Calculator Input
Example Data Table
This sample matrix is symmetric, giving real eigenvalues and orthogonal eigenvectors.
| Row | Column 1 | Column 2 | Column 3 |
|---|---|---|---|
| 1 | 4 | 1 | 0 |
| 2 | 1 | 3 | 1 |
| 3 | 0 | 1 | 2 |
Formula Used
For a square matrix A, an eigenvector v and eigenvalue λ satisfy:
Av = λv
Rearrange to the homogeneous form:
(A − λI)v = 0
Nontrivial solutions exist when:
det(A − λI) = 0
For each real eigenvalue, the calculator builds an eigenvector from the null space of A − λI. It then checks quality using the residual norm:
‖Av − λv‖
When a direct null-space vector is numerically weak, the tool refines the direction through inverse iteration with the selected tolerance and iteration limit.
How to Use This Calculator
- Select a 2 × 2 or 3 × 3 square matrix.
- Enter all matrix coefficients in the input grid.
- Choose how you want the eigenvector normalized.
- Set precision, tolerance, and maximum iterations.
- Optionally enter a target eigenvalue to isolate one direction.
- Click Find Eigenvectors to generate the output.
- Review eigenvalues, eigenvectors, Rayleigh checks, and residuals.
- Use the CSV or PDF buttons to save the results.
FAQs
1. What does this eigenvector finder calculate?
It calculates real eigenvalues and their associated eigenvectors for 2 × 2 and 3 × 3 matrices. It also reports residual error and a Rayleigh quotient check for better numerical validation.
2. Why might no result appear for some matrices?
If the matrix has only complex eigenvalues, this page does not display them. The current implementation is designed for real-valued outputs, which are often enough for many classroom and engineering use cases.

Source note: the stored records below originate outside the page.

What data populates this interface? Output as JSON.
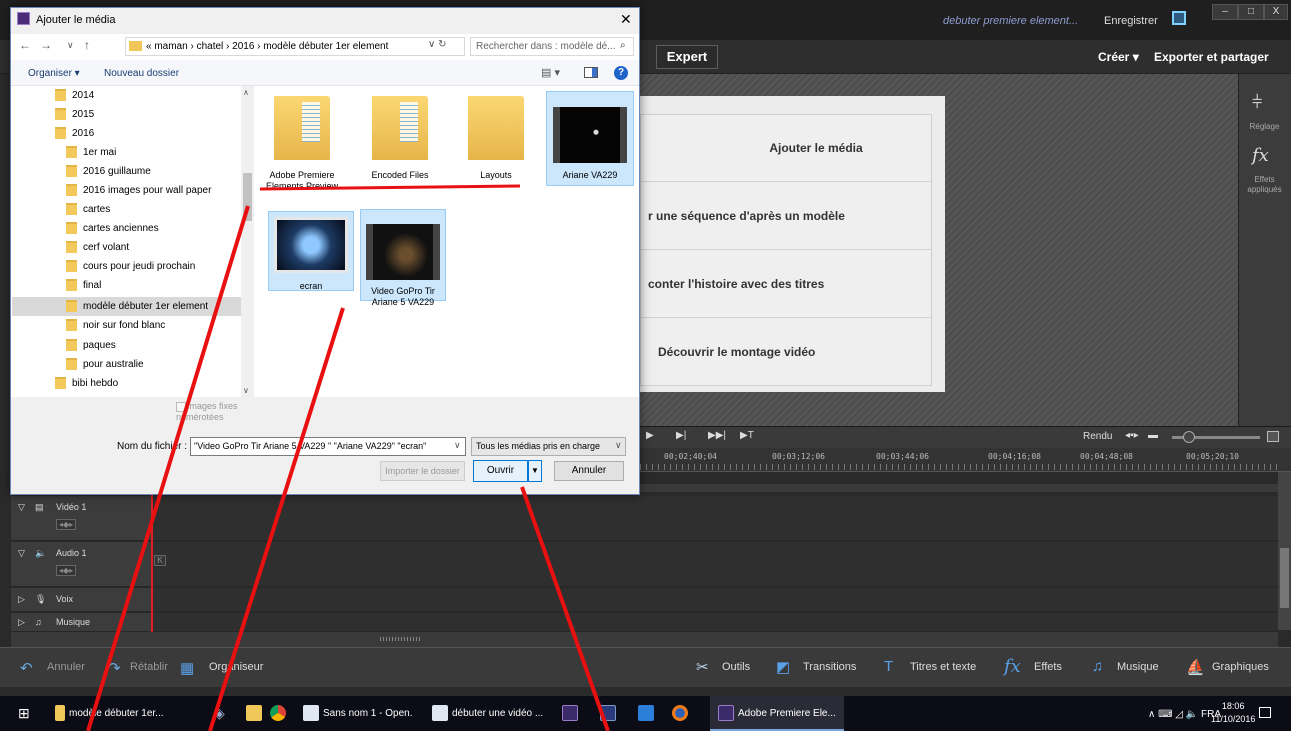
{
  "app": {
    "doc_title": "debuter premiere element...",
    "save": "Enregistrer",
    "win_min": "–",
    "win_max": "□",
    "win_close": "X",
    "mode": "Expert",
    "create": "Créer ▾",
    "export": "Exporter et partager",
    "menu_items": [
      "Ajouter le média",
      "r une séquence d'après un modèle",
      "conter l'histoire avec des titres",
      "Découvrir le montage vidéo"
    ],
    "right_panel": {
      "adjust_label": "Réglage",
      "effects_label_1": "Effets",
      "effects_label_2": "appliqués"
    },
    "render": "Rendu",
    "timecodes": [
      "00;02;40;04",
      "00;03;12;06",
      "00;03;44;06",
      "00;04;16;08",
      "00;04;48;08",
      "00;05;20;10"
    ],
    "tracks": [
      {
        "name": "Vidéo 1"
      },
      {
        "name": "Audio 1"
      },
      {
        "name": "Voix"
      },
      {
        "name": "Musique"
      }
    ],
    "action_bar": {
      "undo": "Annuler",
      "redo": "Rétablir",
      "organizer": "Organiseur",
      "tools": "Outils",
      "transitions": "Transitions",
      "titles": "Titres et texte",
      "effects": "Effets",
      "music": "Musique",
      "graphics": "Graphiques"
    }
  },
  "taskbar": {
    "items": [
      "modèle débuter 1er...",
      "Sans nom 1 - Open...",
      "débuter une vidéo ...",
      "Adobe Premiere Ele..."
    ],
    "lang": "FRA",
    "time": "18:06",
    "date": "11/10/2016"
  },
  "dialog": {
    "title": "Ajouter le média",
    "address": "« maman › chatel › 2016 › modèle débuter 1er element",
    "search_placeholder": "Rechercher dans : modèle dé...",
    "organize": "Organiser ▾",
    "new_folder": "Nouveau dossier",
    "tree": [
      {
        "label": "2014",
        "level": 1
      },
      {
        "label": "2015",
        "level": 1
      },
      {
        "label": "2016",
        "level": 1
      },
      {
        "label": "1er mai",
        "level": 2
      },
      {
        "label": "2016 guillaume",
        "level": 2
      },
      {
        "label": "2016 images pour wall paper",
        "level": 2
      },
      {
        "label": "cartes",
        "level": 2
      },
      {
        "label": "cartes anciennes",
        "level": 2
      },
      {
        "label": "cerf volant",
        "level": 2
      },
      {
        "label": "cours pour jeudi prochain",
        "level": 2
      },
      {
        "label": "final",
        "level": 2
      },
      {
        "label": "modèle débuter 1er element",
        "level": 2,
        "selected": true
      },
      {
        "label": "noir sur fond blanc",
        "level": 2
      },
      {
        "label": "paques",
        "level": 2
      },
      {
        "label": "pour australie",
        "level": 2
      },
      {
        "label": "bibi hebdo",
        "level": 1
      }
    ],
    "files": [
      {
        "label": "Adobe Premiere Elements Preview Files",
        "kind": "folder"
      },
      {
        "label": "Encoded Files",
        "kind": "folder"
      },
      {
        "label": "Layouts",
        "kind": "folder"
      },
      {
        "label": "Ariane VA229",
        "kind": "video",
        "selected": true
      },
      {
        "label": "ecran",
        "kind": "image",
        "selected": true
      },
      {
        "label": "Video GoPro Tir Ariane 5 VA229",
        "kind": "video",
        "selected": true
      }
    ],
    "still_images_1": "Images fixes",
    "still_images_2": "numérotées",
    "filename_label": "Nom du fichier :",
    "filename_value": "\"Video GoPro Tir Ariane 5 VA229 \" \"Ariane VA229\" \"ecran\"",
    "filetype": "Tous les médias pris en charge",
    "import_folder": "Importer le dossier",
    "open": "Ouvrir",
    "cancel": "Annuler"
  }
}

3. What does normalization change?
Normalization changes only the scale of the eigenvector, not its direction. Unit normalization gives length one, while max-component normalization makes the largest absolute component equal to one.

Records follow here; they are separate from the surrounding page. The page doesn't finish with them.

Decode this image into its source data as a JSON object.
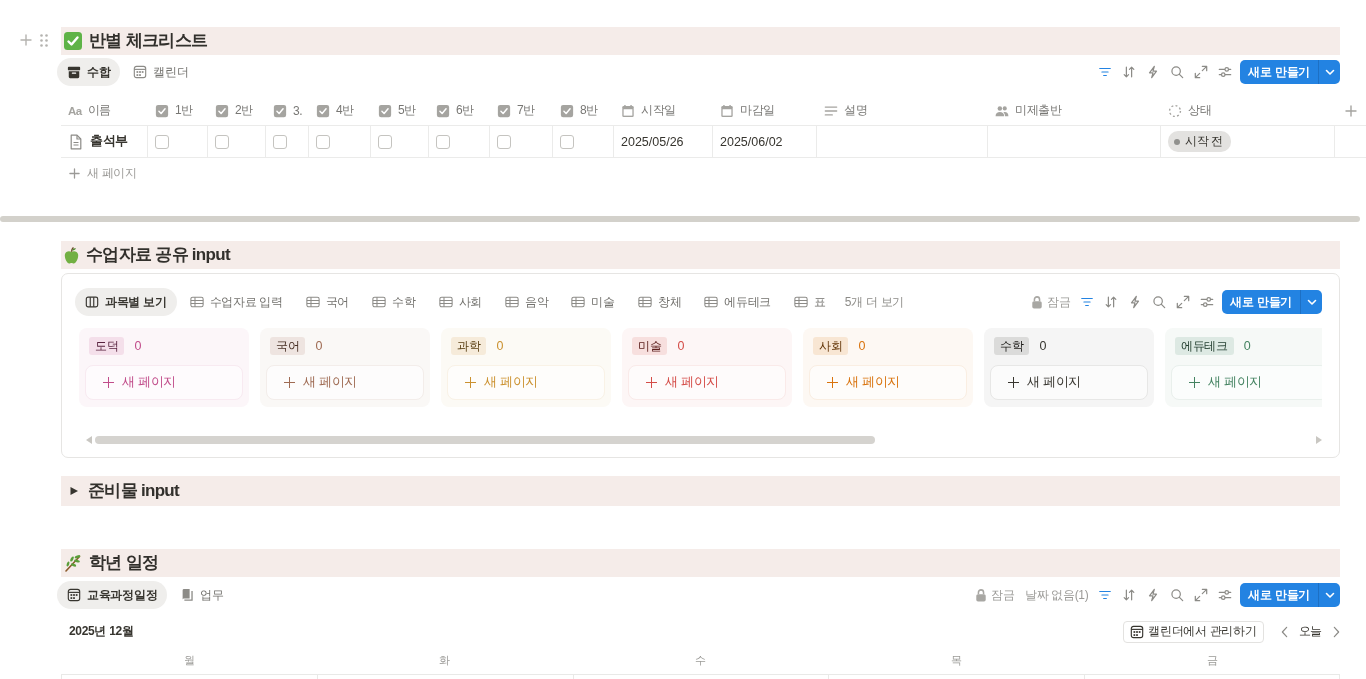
{
  "checklist": {
    "title": "반별 체크리스트",
    "views": [
      {
        "label": "수합",
        "kind": "archive",
        "selected": true
      },
      {
        "label": "캘린더",
        "kind": "calendar",
        "selected": false
      }
    ],
    "toolbar": {
      "filter_on": true,
      "new_button": "새로 만들기"
    },
    "table": {
      "columns": [
        {
          "label": "이름",
          "kind": "title",
          "glyph": "Aa"
        },
        {
          "label": "1반",
          "kind": "checkbox"
        },
        {
          "label": "2반",
          "kind": "checkbox"
        },
        {
          "label": "3.",
          "kind": "checkbox"
        },
        {
          "label": "4반",
          "kind": "checkbox"
        },
        {
          "label": "5반",
          "kind": "checkbox"
        },
        {
          "label": "6반",
          "kind": "checkbox"
        },
        {
          "label": "7반",
          "kind": "checkbox"
        },
        {
          "label": "8반",
          "kind": "checkbox"
        },
        {
          "label": "시작일",
          "kind": "date"
        },
        {
          "label": "마감일",
          "kind": "date"
        },
        {
          "label": "설명",
          "kind": "text"
        },
        {
          "label": "미제출반",
          "kind": "person"
        },
        {
          "label": "상태",
          "kind": "status"
        }
      ],
      "rows": [
        {
          "cells": [
            {
              "text": "출석부"
            },
            {
              "checked": false
            },
            {
              "checked": false
            },
            {
              "checked": false
            },
            {
              "checked": false
            },
            {
              "checked": false
            },
            {
              "checked": false
            },
            {
              "checked": false
            },
            {
              "checked": false
            },
            {
              "text": "2025/05/26"
            },
            {
              "text": "2025/06/02"
            },
            null,
            null,
            {
              "status": "시작 전"
            }
          ]
        }
      ]
    },
    "add_row": "새 페이지"
  },
  "materials": {
    "title": "수업자료 공유 input",
    "views": [
      {
        "label": "과목별 보기",
        "kind": "board",
        "selected": true
      },
      {
        "label": "수업자료 입력",
        "kind": "table",
        "selected": false
      },
      {
        "label": "국어",
        "kind": "table",
        "selected": false
      },
      {
        "label": "수학",
        "kind": "table",
        "selected": false
      },
      {
        "label": "사회",
        "kind": "table",
        "selected": false
      },
      {
        "label": "음악",
        "kind": "table",
        "selected": false
      },
      {
        "label": "미술",
        "kind": "table",
        "selected": false
      },
      {
        "label": "창체",
        "kind": "table",
        "selected": false
      },
      {
        "label": "에듀테크",
        "kind": "table",
        "selected": false
      },
      {
        "label": "표",
        "kind": "table",
        "selected": false
      }
    ],
    "more_views": "5개 더 보기",
    "toolbar": {
      "lock": "잠금",
      "filter_on": true,
      "new_button": "새로 만들기"
    },
    "groups": [
      {
        "label": "도덕",
        "count": "0",
        "color": "#c14c8a",
        "add": "새 페이지"
      },
      {
        "label": "국어",
        "count": "0",
        "color": "#9f6b53",
        "add": "새 페이지"
      },
      {
        "label": "과학",
        "count": "0",
        "color": "#cb912f",
        "add": "새 페이지"
      },
      {
        "label": "미술",
        "count": "0",
        "color": "#d44c47",
        "add": "새 페이지"
      },
      {
        "label": "사회",
        "count": "0",
        "color": "#d9730d",
        "add": "새 페이지"
      },
      {
        "label": "수학",
        "count": "0",
        "color": "#37352f",
        "add": "새 페이지"
      },
      {
        "label": "에듀테크",
        "count": "0",
        "color": "#448361",
        "add": "새 페이지"
      }
    ]
  },
  "supplies": {
    "title": "준비물 input",
    "expanded": false
  },
  "schedule": {
    "title": "학년 일정",
    "views": [
      {
        "label": "교육과정일정",
        "kind": "calendar",
        "selected": true
      },
      {
        "label": "업무",
        "kind": "book",
        "selected": false
      }
    ],
    "toolbar": {
      "lock": "잠금",
      "no_date": "날짜 없음(1)",
      "filter_on": true,
      "new_button": "새로 만들기"
    },
    "calendar": {
      "month": "2025년 12월",
      "manage_button": "캘린더에서 관리하기",
      "today": "오늘",
      "weekdays": [
        "월",
        "화",
        "수",
        "목",
        "금"
      ]
    }
  }
}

4. What is the residual norm?
The residual norm measures how closely the computed vector satisfies Av = λv. Smaller residual values indicate a stronger numerical match between the reported eigenvalue and eigenvector.
5. Can I calculate just one eigenvector?
Yes. Enter a target eigenvalue and the calculator will return the nearest computed real eigenvalue and its eigenvector. That helps when you already know which direction you want.
6. Why is the Rayleigh check useful?
The Rayleigh quotient estimates the eigenvalue implied by the returned vector. When it closely matches the listed eigenvalue, the solution is usually numerically consistent and trustworthy.
7. Is this suitable for symmetric matrices?
Yes. Symmetric matrices are especially well behaved because they have real eigenvalues and orthogonal eigenvectors. This calculator is very effective for those common matrix types.
8. Can I export the results?
Yes. The results block includes CSV and PDF download options. CSV is useful for spreadsheets, while PDF is convenient for sharing, printing, or saving calculation records.